Od pierwszych minut tego spotkania głównie na Twitterze zaczęły pojawiać się narzekania, że coś złego się dzieje z relacją. Rzeczywiście. Dźwięk wyprzedzał o dobrą chwilę obraz. I o ile przy wymianie podań czy prowadzeniu akcji w środkowej części boiska aż tak bardzo to nie przeszkadzało, o tyle przy strzałach... Kiedy napastnik dopiero składał się do uderzenia, dzięki słowom komentatora Bożydara Iwanowa już wiedzieliśmy, czy piłka znajdzie się w siatce, czy nie.
Zwrócił na to uwagę między innymi redaktor naczelny WP SportoweFakty, Paweł Kapusta:
Dźwięk wyprzedzający obrazek w transmisji meczu, wspaniała sprawa.
— Paweł Kapusta (@pawel_kapusta) April 27, 2021
"Trochę słabo" - dodał Dariusz Faron, który już wkrótce dołączy do składu naszej redakcji.
Czy u was też głos wyprzedza obraz na Real - Chelsea? Trochę słabo.
— Dariusz Faron (@DariuszFaron) April 27, 2021
Takich zgłoszeń było o wiele więcej. Autor tego tekstu też doświadczył tego problemu, kiedy słysząc przeciągnięte "Beeeeenzeeeeema" wiedział, że strzał, do którego napastnik Realu dopiero się ustawiał będzie godny odnotowania. Był. Piłka trafiła w słupek.

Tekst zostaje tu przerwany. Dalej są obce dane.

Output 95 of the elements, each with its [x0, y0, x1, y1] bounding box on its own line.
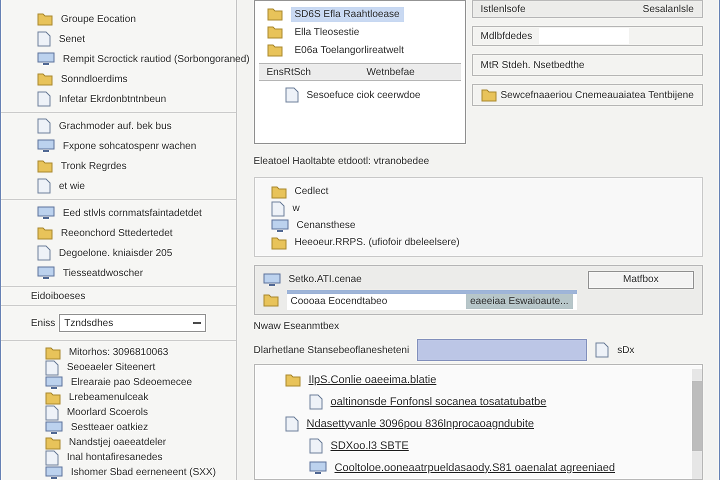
property-value: Sesalanlsle [642, 2, 694, 16]
folder-icon [44, 390, 61, 404]
input-field[interactable] [538, 28, 629, 44]
property-label: Sewcefnaaeriou Cnemeauaiatea Tentbijene [500, 88, 694, 102]
field-label: Eniss [30, 316, 56, 330]
picker-button[interactable]: Matfbox [588, 270, 694, 289]
list-item[interactable]: Ishomer Sbad eerneneent (SXX) [70, 465, 216, 480]
folder-icon [36, 226, 53, 240]
document-icon [284, 87, 299, 103]
document-icon [270, 200, 285, 216]
tree-item[interactable]: oaltinonsde Fonfonsl socanea tosatatubatbe [330, 394, 546, 410]
document-icon [36, 91, 51, 107]
bar-label: Dlarhetlane Stansebeoflanesheteni [254, 344, 410, 358]
monitor-icon [36, 266, 55, 280]
property-label: Istlenlsofe [480, 2, 526, 16]
tree-row[interactable]: E06a Toelangorlireatwelt [290, 42, 408, 58]
dropdown-field[interactable]: Tzndsdhes [59, 314, 206, 332]
list-item[interactable]: Moorlard Scoerols [66, 405, 148, 420]
list-item[interactable]: Lrebeamenulceak [68, 390, 148, 405]
folder-icon [480, 88, 497, 102]
document-icon [36, 31, 51, 47]
folder-icon [266, 25, 283, 39]
folder-icon [44, 346, 61, 360]
monitor-icon [308, 461, 327, 475]
list-item[interactable]: Seoeaeler Siteenert [66, 360, 156, 375]
tree-item[interactable]: IlpS.Conlie oaeeima.blatie [308, 372, 436, 388]
monitor-icon [270, 218, 289, 232]
sidebar-item[interactable]: Infetar Ekrdonbtntnbeun [58, 92, 166, 106]
sidebar-item[interactable]: Tronk Regrdes [60, 158, 127, 174]
sidebar-item[interactable]: Groupe Eocation [60, 12, 136, 26]
list-item[interactable]: Elrearaie pao Sdeoemecee [70, 375, 192, 390]
document-icon [595, 342, 610, 358]
column-title[interactable]: Wetnbefae [358, 64, 459, 80]
folder-icon [36, 72, 53, 86]
list-item[interactable]: Heeoeur.RRPS. (ufiofoir dbeleelsere) [294, 235, 460, 250]
picker-text: Setko.ATI.cenae [288, 273, 363, 288]
dropdown-option[interactable]: Coooaa Eocendtabeo eaeeiaa Eswaioaute... [286, 290, 577, 310]
column-title[interactable]: EnsRtSch [258, 64, 359, 80]
document-icon [284, 416, 299, 432]
property-label: Mdlbfdedes [480, 30, 531, 44]
document-icon [44, 360, 59, 376]
tree-item[interactable]: Ndasettyvanle 3096pou 836lnprocaoagndubite [306, 416, 534, 432]
caption: Nwaw Eseanmtbex [254, 320, 340, 334]
list-item[interactable]: Mitorhos: 3096810063 [68, 345, 168, 360]
tree-row[interactable]: Sesoefuce ciok ceerwdoe [306, 88, 420, 102]
folder-icon [36, 159, 53, 173]
sidebar-item[interactable]: Rempit Scroctick rautiod (Sorbongoraned) [62, 52, 250, 66]
document-icon [36, 118, 51, 134]
list-item[interactable]: Cenansthese [296, 218, 356, 233]
monitor-icon [36, 52, 55, 66]
folder-icon [284, 373, 301, 387]
list-item[interactable]: Nandstjej oaeeatdeler [68, 435, 166, 450]
property-label: MtR Stdeh. Nsetbedthe [480, 58, 584, 72]
tree-row[interactable]: SD6S Efla Raahtloease [290, 6, 404, 22]
document-icon [36, 178, 51, 194]
sidebar-item[interactable]: Tiesseatdwoscher [62, 266, 144, 280]
caret-icon [192, 322, 201, 324]
folder-icon [36, 12, 53, 26]
monitor-icon [44, 466, 63, 480]
document-icon [44, 450, 59, 466]
unit-label: sDx [617, 344, 634, 358]
sidebar-item[interactable]: Degoelone. kniaisder 205 [58, 246, 172, 260]
sidebar-item[interactable]: Fxpone sohcatospenr wachen [62, 138, 196, 154]
monitor-icon [36, 206, 55, 220]
document-icon [44, 404, 59, 420]
monitor-icon [36, 139, 55, 153]
sidebar-item[interactable]: Senet [58, 32, 85, 46]
monitor-icon [44, 376, 63, 390]
list-item[interactable]: Cedlect [294, 184, 328, 199]
folder-icon [262, 292, 279, 307]
tree-row[interactable]: Ella Tleosestie [290, 24, 364, 40]
folder-icon [270, 184, 287, 198]
section-title: Eleatoel Haoltabte etdootl: vtranobedee [254, 155, 430, 169]
folder-icon [270, 236, 287, 250]
sidebar-item[interactable]: Grachmoder auf. bek bus [58, 118, 172, 134]
monitor-icon [44, 420, 63, 434]
list-item[interactable]: w [292, 201, 300, 216]
list-item[interactable]: Inal hontafiresanedes [66, 450, 162, 465]
document-icon [36, 245, 51, 261]
option-detail: eaeeiaa Eswaioaute... [466, 294, 573, 310]
sidebar-item[interactable]: Eed stlvls cornmatsfaintadetdet [62, 206, 202, 220]
list-item[interactable]: Sestteaer oatkiez [70, 420, 148, 435]
scrollbar[interactable] [692, 369, 702, 479]
sidebar-item[interactable]: et wie [58, 178, 85, 194]
folder-icon [266, 43, 283, 57]
section-label: Eidoiboeses [30, 290, 86, 304]
sidebar-item[interactable]: Reeonchord Sttedertedet [60, 226, 173, 240]
sidebar-item[interactable]: Sonndloerdims [60, 72, 128, 86]
folder-icon [266, 7, 283, 21]
tree-item[interactable]: SDXoo.l3 SBTE [330, 438, 409, 454]
document-icon [308, 438, 323, 454]
document-icon [308, 394, 323, 410]
monitor-icon [262, 272, 281, 287]
tree-item[interactable]: Cooltoloe.ooneaatrpueldasaody.S81 oaenalat agreeniaed [334, 460, 616, 476]
folder-icon [44, 436, 61, 450]
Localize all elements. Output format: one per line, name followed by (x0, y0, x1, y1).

Przypomnijmy, że w drugim półfinale najbardziej prestiżowych rozgrywek w Europie zmierzą się Paris Saint-Germain i Manchester City. Finał Ligi Mistrzów zaplanowano na 29 maja. Spotkanie ma odbyć się w Turcji, w obecności 9 tysięcy widzów. Problem jednak w tym (pisaliśmy o tym więcej TUTAJ >>), że w tym kraju pogorszyła się sytuacja epidemiczna i być może UEFA będzie musiała zmienić lokalizację. Głośno mówi się o stadionie Wembley w Londynie.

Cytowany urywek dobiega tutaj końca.